Beim 3:5 (1:2) in Basel offenbarte das erst am Morgen aus dem Trainingslager in Südfrankreich angereiste Team von Bundestrainer Joachim Löw erstaunliche Mängel in allen Bereichen. Insbesondere im Defensivverhalten war die DFB-Auswahl ohne die acht Münchner Akteure von Turnierreife meilenweit entfernt.
Die Abwehr vor dem überraschend im Tor eingesetzten und sogar 90 Minuten durchspielenden Debütanten Marc-André ter Stegen war nicht nur bei den drei Gegentoren des herausragenden Leverkuseners Eren Derdiyok (21./23./50. Minute) sowie den Treffern von Stephan Lichtsteiner (67.) und Admir Mehmedi (76.) orientierungslos. Der Dortmunder Mats Hummels mit seinem ersten DFB-Tor (45.), Andre Schürrle (64.) und Marco Reus (72.) betrieben vor 27 381 Zuschauer im St. Jakob-Park lediglich Schadensbegrenzung. Auf Löw wartet nach der Rückkehr nach Südfrankreich, wohin auch die Bayern um Kapitän Philipp Lahm am Samstagabend anreisten, noch sehr viel Arbeit.

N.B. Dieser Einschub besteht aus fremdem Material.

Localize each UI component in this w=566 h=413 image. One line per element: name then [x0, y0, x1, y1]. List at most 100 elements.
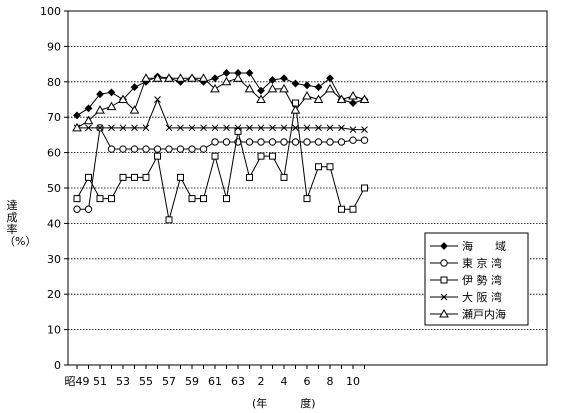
data-point [315, 124, 322, 132]
data-point [96, 195, 104, 203]
y-tick-label: 50 [47, 182, 61, 195]
y-tick-label: 20 [47, 288, 61, 301]
data-point [338, 124, 345, 132]
data-point [131, 173, 138, 181]
data-point [73, 111, 81, 120]
x-tick-label: 4 [281, 375, 288, 388]
data-point [361, 184, 368, 192]
legend-marker [440, 276, 448, 284]
data-point [84, 205, 93, 213]
data-point [326, 124, 334, 132]
data-point [349, 205, 357, 213]
data-point [314, 138, 323, 146]
data-point [245, 138, 254, 146]
data-point [257, 86, 265, 95]
data-point [359, 94, 370, 103]
data-point [188, 195, 196, 203]
y-tick-label: 60 [47, 147, 61, 160]
data-point [142, 124, 150, 132]
data-point [302, 90, 312, 100]
data-point [200, 195, 207, 203]
data-point [314, 83, 323, 92]
data-point [152, 73, 163, 82]
data-point [85, 173, 92, 181]
data-point [142, 145, 150, 153]
data-point [268, 76, 277, 84]
data-point [106, 101, 117, 111]
series-line [76, 77, 365, 129]
data-point [211, 138, 219, 146]
legend-label: 瀬戸内海 [462, 307, 506, 321]
data-point [142, 173, 150, 181]
x-tick-label: 10 [346, 375, 360, 388]
data-point [349, 99, 357, 107]
data-point [234, 124, 242, 132]
data-point [83, 115, 94, 125]
data-point [119, 124, 127, 132]
legend-label: 東 京 湾 [462, 256, 502, 270]
data-point [223, 124, 230, 132]
data-point [96, 90, 104, 99]
data-point [303, 81, 311, 90]
data-point [246, 124, 253, 132]
data-point [326, 74, 334, 83]
x-tick-label: 2 [258, 375, 265, 388]
data-point [325, 83, 335, 93]
data-point [175, 73, 186, 82]
data-point [268, 138, 277, 146]
data-point [107, 88, 116, 97]
data-point [200, 124, 207, 132]
data-point [223, 195, 230, 203]
data-point [245, 69, 254, 77]
data-point [337, 138, 346, 146]
data-point [108, 195, 115, 203]
data-point [222, 138, 231, 146]
data-point [131, 124, 138, 132]
legend-label: 大 阪 湾 [462, 290, 502, 304]
x-axis-label: (年 度) [252, 397, 316, 410]
data-point [211, 152, 219, 160]
data-point [349, 136, 357, 144]
data-point [280, 173, 288, 181]
data-point [280, 138, 288, 146]
series-3 [73, 96, 368, 133]
data-point [244, 83, 255, 93]
data-point [95, 105, 105, 114]
data-point [279, 83, 289, 93]
x-tick-label: 57 [162, 375, 176, 388]
data-point [269, 124, 276, 132]
data-point [211, 124, 219, 132]
x-tick-label: 55 [139, 375, 153, 388]
x-tick-label: 61 [208, 375, 222, 388]
series-1 [73, 124, 369, 213]
data-point [119, 173, 127, 181]
data-point [257, 152, 265, 160]
y-tick-label: 70 [47, 111, 61, 124]
data-point [176, 145, 185, 153]
series-line [76, 72, 365, 116]
y-tick-label: 90 [47, 40, 61, 53]
data-point [291, 138, 300, 146]
data-point [256, 94, 266, 103]
data-point [154, 152, 161, 160]
data-point [280, 74, 288, 83]
x-tick-label: 59 [185, 375, 199, 388]
data-point [291, 79, 300, 88]
data-point [303, 124, 311, 132]
data-point [165, 145, 173, 153]
data-point [118, 94, 128, 103]
data-point [187, 73, 197, 82]
legend-marker [440, 293, 448, 301]
data-point [177, 124, 184, 132]
data-point [290, 105, 301, 114]
y-tick-label: 40 [47, 217, 61, 230]
data-point [280, 124, 288, 132]
data-point [198, 73, 209, 82]
data-point [129, 105, 140, 114]
y-tick-label: 80 [47, 76, 61, 89]
x-tick-label: 51 [93, 375, 107, 388]
data-point [313, 94, 324, 103]
y-axis-label: 達成率（%） [4, 199, 37, 248]
series-line [76, 102, 365, 220]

Besonders im Blickpunkt stand in Basel die Defensive, und die fiel bei dem Test mit Pauken und Trompeten durch. Die Viererkette vor ter Stegen, der als 51. Neuling in der Ära Löw ein ordentliches Debüt zwischen den Pfosten gab, wirkte desolat und kassierte erstmals unter Löw fünf Gegentore. Per Mertesacker war bei seinem ersten Wettkampf nach dreimonatiger Pause wegen einer Fußverletzung nicht der von Löw erhoffte Abwehrchef, aber auch die Nebenleute Hummels, Benedikt Höwedes und Marcel Schmelzer waren gegen die spritzigeren und gedankenschnelleren Schweizer immer wieder zweiter Sieger.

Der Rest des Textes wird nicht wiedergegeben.